According to the NCSR, a review of funding policies and strategies, and a change in HEIs’ employment practices is necessary to ensure greater equity in the distribution of funding.

Maintaining a research career
Imperial College has established an Academic Opportunities Committee.

It also provides Research Fellowships for women returning from maternity leave to provide relief from teaching and administrative duties for six months while research can be re-established.

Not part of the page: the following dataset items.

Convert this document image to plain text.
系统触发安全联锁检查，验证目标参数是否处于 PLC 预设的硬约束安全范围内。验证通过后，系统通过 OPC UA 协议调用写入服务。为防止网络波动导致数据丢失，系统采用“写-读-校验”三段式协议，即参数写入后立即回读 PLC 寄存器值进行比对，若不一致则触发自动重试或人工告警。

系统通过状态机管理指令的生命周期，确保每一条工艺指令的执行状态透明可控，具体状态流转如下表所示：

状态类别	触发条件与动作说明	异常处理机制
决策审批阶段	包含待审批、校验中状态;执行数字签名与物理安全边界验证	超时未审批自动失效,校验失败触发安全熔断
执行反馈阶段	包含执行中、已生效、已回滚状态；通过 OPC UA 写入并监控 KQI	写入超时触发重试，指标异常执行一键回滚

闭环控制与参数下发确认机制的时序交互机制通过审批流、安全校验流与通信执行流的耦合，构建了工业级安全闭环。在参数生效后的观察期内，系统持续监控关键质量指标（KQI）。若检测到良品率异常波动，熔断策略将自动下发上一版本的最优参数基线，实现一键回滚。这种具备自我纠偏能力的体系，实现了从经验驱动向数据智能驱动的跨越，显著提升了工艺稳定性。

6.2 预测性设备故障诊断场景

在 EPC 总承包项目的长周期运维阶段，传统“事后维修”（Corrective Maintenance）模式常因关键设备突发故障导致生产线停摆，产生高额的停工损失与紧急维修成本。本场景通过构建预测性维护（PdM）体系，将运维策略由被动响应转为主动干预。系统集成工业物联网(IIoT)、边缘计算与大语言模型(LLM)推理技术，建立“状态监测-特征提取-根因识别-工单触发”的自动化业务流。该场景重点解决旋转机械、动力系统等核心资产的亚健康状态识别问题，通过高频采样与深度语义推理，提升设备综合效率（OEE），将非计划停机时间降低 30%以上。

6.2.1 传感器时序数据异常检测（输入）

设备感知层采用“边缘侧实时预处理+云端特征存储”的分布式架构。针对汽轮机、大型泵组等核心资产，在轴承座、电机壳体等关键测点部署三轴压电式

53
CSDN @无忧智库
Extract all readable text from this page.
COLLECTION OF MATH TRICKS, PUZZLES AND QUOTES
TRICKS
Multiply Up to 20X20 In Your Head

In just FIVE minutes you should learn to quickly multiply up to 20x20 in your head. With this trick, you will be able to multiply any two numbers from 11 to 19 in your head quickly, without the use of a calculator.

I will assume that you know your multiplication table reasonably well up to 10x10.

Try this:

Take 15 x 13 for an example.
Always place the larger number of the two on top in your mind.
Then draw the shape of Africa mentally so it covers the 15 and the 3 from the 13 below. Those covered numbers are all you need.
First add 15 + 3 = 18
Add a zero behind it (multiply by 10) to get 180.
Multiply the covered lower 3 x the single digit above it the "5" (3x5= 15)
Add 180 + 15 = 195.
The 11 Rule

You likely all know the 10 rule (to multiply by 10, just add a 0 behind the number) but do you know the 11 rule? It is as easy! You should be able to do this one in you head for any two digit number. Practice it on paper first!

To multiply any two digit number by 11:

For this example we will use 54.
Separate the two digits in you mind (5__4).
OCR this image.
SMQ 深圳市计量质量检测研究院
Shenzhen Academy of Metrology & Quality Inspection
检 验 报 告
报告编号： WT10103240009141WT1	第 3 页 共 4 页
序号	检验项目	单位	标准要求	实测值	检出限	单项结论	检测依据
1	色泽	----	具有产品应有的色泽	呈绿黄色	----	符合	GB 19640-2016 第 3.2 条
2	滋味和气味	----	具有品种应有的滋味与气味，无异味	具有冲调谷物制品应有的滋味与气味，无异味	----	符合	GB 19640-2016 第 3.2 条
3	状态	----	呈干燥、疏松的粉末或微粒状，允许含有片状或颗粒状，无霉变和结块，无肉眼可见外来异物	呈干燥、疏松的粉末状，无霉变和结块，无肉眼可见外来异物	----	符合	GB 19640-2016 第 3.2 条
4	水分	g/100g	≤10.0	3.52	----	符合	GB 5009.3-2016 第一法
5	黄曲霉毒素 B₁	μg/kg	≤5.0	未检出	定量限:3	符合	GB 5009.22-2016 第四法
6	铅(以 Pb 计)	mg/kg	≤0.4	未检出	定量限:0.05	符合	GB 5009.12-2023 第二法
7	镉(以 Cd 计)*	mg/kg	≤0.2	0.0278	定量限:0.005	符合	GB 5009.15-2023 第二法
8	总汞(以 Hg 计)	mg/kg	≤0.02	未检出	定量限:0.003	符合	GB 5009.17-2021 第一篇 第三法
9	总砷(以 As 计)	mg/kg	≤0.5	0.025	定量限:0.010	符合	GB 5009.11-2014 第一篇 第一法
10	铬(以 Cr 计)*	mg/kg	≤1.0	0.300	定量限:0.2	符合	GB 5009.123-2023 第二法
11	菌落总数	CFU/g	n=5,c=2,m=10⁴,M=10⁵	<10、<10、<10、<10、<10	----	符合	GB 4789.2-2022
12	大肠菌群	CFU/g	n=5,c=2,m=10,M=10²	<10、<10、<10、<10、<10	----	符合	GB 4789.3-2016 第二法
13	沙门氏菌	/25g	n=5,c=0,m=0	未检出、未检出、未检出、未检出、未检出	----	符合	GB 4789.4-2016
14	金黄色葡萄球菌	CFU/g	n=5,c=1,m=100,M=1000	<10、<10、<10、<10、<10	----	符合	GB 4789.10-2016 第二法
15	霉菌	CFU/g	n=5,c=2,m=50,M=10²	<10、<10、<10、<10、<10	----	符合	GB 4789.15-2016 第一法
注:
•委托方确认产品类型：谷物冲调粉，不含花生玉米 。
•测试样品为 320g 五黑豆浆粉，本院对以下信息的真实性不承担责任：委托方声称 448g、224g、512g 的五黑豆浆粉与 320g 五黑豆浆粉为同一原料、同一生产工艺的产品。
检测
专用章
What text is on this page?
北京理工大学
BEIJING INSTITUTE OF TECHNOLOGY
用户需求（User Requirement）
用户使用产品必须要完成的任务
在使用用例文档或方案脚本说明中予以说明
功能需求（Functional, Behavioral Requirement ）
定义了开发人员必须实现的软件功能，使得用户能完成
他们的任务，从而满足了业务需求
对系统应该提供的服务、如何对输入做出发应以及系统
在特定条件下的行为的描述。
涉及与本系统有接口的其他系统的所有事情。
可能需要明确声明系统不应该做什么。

Appendix I – The ATHENA Project

The Athena Project was launched in 1999. Athena’s aim is the advancement of women in science engineering and technology (SET) in higher education (HE) and a significant increase in the number of women recruited to the top posts. Athena works with partner HEIs to:
  • develop, share, encourage and disseminate good practice;
  • increase the number of women working in SET at all levels;
  • improve the career development, recruitment, participation, progression and promotion of women in SET
Athena ran two successful Development Programmes in 1999 and 2000. The focus for the 1999 programme was mentoring, networking and staff development and for 2000 was changing organisational culture, practices and processes.
  1. HESA, “Full time academic staff in all UK institutions by location of institution, gender, principal source of salary and clinical status, 2001/02”.
  2. HoC Science and Technology select committee, July 2002.
  3. “Who applies for Research Funding? – key factors shaping funding application behaviour among men and women in British higher education institutions”, National Centre for Social Research, ISBN 1 841290 29 7.
  4. AUT website, equal opportunities, viewed 22 August 2003.
  5. NCSR report.
  6. Ibid, p.11
  7. JCC meeting, April 2003
  8. Article in BMA News, 12 July 2003. p6, referring to the conclusions of a meeting of the Royal Society.
  9. Ibid.
  10. University of Aberdeen Athena Awards 2002, Carol Strang 04.11.02
  11. mperial, Leeds and UEA also submitted projects to the 2002 Athena awards.
  12. In 1996 the bodies representing HEIs, the Research Councils, the British Academy and the Royal Society agreed a Concordat on Contract Research Staff Career Management
  13. Coyle, A. “Women and flexible working in the NHS” (Working Paper Series no.9), Equal Opportunities Commission / Women and Equality Unit 2003.